Member of the Saskatchewan Legislative Assembly for Saskatoon Riversdale
- In office September 21, 2009 – October 26, 2020
- Preceded by: Lorne Calvert
- Succeeded by: Marv Friesen

Personal details
- Born: Saskatoon, Saskatchewan, Canada
- Party: New Democratic Party
- Children: 2
- Education: University of Regina
- Profession: Journalist, Social Worker

= Danielle Chartier =

Canadian politician

Danielle Chartier is a former Canadian politician. She was elected to the Legislative Assembly of Saskatchewan in a by-election on September 21, 2009, representing the electoral district of Saskatoon Riversdale as a member of the Saskatchewan New Democratic Party. She was reelected in the 2011 and 2016 provincial elections.
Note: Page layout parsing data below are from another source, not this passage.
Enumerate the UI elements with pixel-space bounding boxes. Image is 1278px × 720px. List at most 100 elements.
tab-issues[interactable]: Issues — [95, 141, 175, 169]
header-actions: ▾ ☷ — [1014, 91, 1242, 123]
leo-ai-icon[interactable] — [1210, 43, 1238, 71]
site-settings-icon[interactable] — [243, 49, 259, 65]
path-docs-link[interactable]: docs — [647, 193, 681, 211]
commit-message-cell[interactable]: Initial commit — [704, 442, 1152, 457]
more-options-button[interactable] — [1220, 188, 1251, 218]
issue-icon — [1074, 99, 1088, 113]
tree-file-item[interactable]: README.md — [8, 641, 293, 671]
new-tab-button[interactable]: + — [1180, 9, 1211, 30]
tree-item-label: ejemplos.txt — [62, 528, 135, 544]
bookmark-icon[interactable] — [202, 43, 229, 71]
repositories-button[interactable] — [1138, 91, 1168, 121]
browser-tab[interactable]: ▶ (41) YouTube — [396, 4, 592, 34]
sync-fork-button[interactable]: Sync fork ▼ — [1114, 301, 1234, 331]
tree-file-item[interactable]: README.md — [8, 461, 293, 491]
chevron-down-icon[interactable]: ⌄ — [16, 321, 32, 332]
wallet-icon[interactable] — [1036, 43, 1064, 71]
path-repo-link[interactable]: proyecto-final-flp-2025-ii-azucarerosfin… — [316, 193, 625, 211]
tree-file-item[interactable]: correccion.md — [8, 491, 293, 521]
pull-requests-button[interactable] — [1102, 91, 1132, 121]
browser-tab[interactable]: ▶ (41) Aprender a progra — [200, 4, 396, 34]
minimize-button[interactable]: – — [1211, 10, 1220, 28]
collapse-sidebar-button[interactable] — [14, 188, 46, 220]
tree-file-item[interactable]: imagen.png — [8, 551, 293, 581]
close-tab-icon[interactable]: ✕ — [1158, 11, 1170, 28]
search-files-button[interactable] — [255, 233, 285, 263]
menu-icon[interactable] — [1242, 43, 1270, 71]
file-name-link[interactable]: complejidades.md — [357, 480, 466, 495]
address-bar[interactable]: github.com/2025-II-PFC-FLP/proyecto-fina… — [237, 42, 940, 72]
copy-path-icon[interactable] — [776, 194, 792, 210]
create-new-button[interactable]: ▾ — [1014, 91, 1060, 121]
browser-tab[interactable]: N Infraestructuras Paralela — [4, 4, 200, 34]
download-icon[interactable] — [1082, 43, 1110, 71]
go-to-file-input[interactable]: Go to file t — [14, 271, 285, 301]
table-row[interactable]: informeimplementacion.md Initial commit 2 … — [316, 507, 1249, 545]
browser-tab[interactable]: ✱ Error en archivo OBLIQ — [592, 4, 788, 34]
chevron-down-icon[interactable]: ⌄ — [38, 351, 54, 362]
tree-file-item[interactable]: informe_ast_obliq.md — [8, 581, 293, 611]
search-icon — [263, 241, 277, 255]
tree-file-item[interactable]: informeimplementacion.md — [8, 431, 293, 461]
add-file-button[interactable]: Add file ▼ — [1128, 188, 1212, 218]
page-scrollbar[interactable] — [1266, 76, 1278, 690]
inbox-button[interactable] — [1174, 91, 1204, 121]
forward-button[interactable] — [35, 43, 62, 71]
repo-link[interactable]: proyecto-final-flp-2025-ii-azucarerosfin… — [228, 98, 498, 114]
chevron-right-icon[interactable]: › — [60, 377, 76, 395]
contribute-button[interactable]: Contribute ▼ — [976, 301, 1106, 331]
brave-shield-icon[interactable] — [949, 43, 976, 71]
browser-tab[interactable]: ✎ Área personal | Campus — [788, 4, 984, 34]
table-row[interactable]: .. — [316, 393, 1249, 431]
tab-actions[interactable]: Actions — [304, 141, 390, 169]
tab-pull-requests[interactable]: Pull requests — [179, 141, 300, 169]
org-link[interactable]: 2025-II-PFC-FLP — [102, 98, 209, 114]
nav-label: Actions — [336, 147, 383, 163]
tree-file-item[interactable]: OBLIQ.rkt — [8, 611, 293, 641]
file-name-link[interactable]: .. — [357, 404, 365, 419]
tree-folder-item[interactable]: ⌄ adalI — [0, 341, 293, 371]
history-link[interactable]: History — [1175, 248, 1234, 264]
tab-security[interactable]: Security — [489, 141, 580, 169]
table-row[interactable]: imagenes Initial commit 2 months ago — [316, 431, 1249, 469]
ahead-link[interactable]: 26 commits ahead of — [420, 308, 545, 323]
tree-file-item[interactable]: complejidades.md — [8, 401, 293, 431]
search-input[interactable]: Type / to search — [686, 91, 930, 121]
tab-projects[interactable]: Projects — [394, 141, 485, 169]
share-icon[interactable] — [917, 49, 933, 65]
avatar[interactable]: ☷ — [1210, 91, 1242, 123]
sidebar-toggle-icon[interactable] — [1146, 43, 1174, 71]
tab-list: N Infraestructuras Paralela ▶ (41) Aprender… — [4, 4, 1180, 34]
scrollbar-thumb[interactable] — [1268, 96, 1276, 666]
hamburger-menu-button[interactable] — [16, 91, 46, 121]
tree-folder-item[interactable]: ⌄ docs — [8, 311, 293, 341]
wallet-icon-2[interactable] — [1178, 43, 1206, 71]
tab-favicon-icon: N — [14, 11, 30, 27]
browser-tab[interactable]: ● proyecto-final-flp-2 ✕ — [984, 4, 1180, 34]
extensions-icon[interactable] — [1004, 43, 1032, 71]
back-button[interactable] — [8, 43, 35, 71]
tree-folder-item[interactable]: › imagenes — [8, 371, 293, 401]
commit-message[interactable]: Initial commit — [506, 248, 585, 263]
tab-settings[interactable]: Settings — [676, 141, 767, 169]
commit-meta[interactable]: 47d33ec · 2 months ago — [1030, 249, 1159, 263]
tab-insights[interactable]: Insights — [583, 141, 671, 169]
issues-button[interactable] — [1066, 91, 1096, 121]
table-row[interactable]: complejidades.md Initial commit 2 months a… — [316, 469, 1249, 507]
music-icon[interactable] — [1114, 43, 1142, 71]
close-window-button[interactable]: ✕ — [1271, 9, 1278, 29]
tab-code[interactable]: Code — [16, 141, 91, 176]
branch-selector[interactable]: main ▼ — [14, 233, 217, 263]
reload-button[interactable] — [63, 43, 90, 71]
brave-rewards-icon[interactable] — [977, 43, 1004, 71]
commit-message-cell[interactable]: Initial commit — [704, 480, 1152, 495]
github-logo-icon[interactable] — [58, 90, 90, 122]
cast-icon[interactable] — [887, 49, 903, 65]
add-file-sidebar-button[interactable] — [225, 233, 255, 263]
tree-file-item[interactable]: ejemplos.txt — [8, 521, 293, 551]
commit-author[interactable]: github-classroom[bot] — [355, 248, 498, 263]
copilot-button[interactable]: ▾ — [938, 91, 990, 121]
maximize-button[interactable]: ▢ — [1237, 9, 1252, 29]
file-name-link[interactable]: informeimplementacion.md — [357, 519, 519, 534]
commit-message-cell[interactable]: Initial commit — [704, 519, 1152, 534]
Chartier did not seek re-election in the 2020 provincial election.

== Early life and education ==
Chartier is a third-generation resident of the Saskatoon Riversdale constituency.

After obtaining a bachelor of social work degree from the University of Regina, Chartier worked for the Saskatchewan Department of Labour's Work and Family Unit for nearly three years.

== Career ==
Chartier has worked on projects for a number of community organizations, including the Saskatchewan Association for Community Living, Catholic Family Services of Saskatoon and the Children's Discovery Museum on the Saskatchewan.

Originally trained as a journalist, she has worked as a reporter for daily newspapers in Moose Jaw and Saskatoon, as well as weekly newspapers and monthly magazines.